The Facebook-owned company has since repeatedly clarified that the update does not expand its ability to share personal user chats or other profile information with Facebook and is instead simply providing further transparency about how user data is collected and shared when using the messaging app to interact with businesses.
"The update includes new options people will have to message a business on WhatsApp, and provides further transparency about how we collect and use data," WhatsApp said in a post.
"While not everyone shops with a business on WhatsApp today, we think that more people will choose to do so in the future and it's important people are aware of these services. This update does not expand our ability to share data with Facebook."
Under the proposed terms — which are about how businesses manage their chats on WhatsApp using Facebook's hosting services — WhatsApp would share additional data with Facebook such as phone number, service-related information, IP address, and transaction data for those who use the business chat feature.

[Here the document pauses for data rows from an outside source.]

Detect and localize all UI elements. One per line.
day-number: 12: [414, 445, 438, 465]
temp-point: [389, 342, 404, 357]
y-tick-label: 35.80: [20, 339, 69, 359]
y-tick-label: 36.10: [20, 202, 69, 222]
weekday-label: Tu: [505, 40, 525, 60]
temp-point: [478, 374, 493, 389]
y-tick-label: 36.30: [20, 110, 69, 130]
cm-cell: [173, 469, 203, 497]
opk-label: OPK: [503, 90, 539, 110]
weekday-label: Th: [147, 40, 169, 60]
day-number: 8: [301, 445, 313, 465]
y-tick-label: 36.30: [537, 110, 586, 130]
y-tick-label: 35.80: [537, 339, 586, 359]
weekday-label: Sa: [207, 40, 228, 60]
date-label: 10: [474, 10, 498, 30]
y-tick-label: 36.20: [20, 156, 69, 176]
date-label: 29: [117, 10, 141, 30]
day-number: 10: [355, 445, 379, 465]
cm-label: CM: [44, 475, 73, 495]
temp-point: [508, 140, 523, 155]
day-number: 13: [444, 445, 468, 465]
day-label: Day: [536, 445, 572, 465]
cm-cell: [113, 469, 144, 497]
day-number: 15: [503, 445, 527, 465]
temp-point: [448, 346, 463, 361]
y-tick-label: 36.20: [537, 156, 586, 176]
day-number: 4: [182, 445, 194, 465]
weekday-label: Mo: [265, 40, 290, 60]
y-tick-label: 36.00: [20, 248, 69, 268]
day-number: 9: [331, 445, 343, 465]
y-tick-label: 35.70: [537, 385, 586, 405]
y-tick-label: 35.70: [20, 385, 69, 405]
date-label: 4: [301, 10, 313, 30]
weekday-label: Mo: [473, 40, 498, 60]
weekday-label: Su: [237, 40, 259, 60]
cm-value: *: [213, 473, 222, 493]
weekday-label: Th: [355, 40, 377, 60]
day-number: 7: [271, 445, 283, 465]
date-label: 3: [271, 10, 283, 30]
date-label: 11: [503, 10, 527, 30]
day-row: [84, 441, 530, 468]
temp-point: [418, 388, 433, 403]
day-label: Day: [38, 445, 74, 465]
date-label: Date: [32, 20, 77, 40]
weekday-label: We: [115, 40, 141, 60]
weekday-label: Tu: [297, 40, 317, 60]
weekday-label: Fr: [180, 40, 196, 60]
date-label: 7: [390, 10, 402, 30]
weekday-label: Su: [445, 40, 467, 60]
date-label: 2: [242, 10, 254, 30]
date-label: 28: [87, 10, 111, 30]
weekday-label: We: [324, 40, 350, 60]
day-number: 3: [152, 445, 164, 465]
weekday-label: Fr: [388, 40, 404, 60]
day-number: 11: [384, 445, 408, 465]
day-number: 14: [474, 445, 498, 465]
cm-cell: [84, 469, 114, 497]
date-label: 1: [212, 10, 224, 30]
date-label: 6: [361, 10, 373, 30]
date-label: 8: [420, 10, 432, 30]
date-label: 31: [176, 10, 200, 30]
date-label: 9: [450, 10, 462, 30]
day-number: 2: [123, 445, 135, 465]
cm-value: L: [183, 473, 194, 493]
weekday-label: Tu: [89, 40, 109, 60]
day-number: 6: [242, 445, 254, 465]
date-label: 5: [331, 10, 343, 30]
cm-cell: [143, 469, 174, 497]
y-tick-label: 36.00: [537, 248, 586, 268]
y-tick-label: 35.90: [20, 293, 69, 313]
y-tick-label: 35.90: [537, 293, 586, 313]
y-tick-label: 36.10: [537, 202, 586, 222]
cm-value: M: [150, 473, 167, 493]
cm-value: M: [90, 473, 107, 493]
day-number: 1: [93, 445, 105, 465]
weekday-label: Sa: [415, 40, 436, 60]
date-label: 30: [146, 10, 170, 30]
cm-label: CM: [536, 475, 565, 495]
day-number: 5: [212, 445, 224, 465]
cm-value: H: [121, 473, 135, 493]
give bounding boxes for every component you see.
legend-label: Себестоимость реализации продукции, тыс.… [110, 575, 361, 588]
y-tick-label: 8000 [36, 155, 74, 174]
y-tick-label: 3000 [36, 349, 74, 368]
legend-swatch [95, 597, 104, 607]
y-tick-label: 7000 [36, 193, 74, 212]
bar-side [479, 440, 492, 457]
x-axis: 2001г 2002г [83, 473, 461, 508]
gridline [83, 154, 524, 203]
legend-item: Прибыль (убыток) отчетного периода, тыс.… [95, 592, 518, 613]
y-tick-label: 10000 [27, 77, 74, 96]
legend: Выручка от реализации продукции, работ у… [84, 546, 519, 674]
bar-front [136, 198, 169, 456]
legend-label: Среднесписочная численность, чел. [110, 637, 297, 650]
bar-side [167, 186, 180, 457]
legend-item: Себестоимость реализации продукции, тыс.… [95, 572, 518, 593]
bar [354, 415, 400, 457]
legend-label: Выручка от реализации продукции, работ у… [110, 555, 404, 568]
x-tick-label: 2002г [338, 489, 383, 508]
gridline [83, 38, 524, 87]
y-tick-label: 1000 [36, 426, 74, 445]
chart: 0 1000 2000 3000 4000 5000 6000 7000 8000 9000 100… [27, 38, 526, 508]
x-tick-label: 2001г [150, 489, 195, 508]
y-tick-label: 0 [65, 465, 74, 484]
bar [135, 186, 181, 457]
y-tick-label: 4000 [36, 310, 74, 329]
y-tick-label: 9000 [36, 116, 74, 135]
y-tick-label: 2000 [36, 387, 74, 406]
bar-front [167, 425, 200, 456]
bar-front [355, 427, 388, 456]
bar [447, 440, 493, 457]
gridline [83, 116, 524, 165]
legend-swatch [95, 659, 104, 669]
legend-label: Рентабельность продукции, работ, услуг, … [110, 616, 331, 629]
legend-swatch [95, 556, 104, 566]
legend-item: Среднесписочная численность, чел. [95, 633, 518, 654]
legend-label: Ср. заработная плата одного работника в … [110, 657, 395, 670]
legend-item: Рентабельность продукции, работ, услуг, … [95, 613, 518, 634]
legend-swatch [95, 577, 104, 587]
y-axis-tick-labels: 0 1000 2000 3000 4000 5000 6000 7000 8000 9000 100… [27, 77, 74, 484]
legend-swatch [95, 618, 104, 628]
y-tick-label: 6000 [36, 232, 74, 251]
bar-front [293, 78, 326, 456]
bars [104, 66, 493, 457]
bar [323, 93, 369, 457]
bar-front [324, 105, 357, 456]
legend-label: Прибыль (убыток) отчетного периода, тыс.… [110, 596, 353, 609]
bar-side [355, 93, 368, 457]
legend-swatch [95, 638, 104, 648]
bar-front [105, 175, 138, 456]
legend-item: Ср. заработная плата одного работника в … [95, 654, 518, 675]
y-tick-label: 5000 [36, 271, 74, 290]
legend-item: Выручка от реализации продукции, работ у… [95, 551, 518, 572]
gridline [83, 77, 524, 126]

The pop-up notification also gave users an ultimatum to accept the new policy by February 8 or risk losing their ability to use the app altogether.
The confusion surrounding the update, coupled with no other option to disagree beyond shutting down the account, has led to further scrutiny in India, Italy, and Turkey, not to mention an exodus of users to privacy-focused messaging competitors such as Signal and Telegram.
In the intervening days, Signal has become one of the most downloaded apps on Android and iOS, in part boosted by a tweet from Tesla CEO Elon Musk, who urged his followers to "Use Signal." Earlier this week, Telegram said that it surpassed the 500 million active user mark, gaining over 25 million new users worldwide in 72 hours.
WhatsApp, in a separate FAQ published this week, tried to set the record straight by stressing that it "cannot see your personal messages or hear your calls, and neither can Facebook," and that it does not share users' contacts and location information to its parent company.
With the company walking back some of its previous messaging, it remains to be seen if the extra time will help it tide over the controversy and "clear up the misinformation around how privacy and security works on WhatsApp."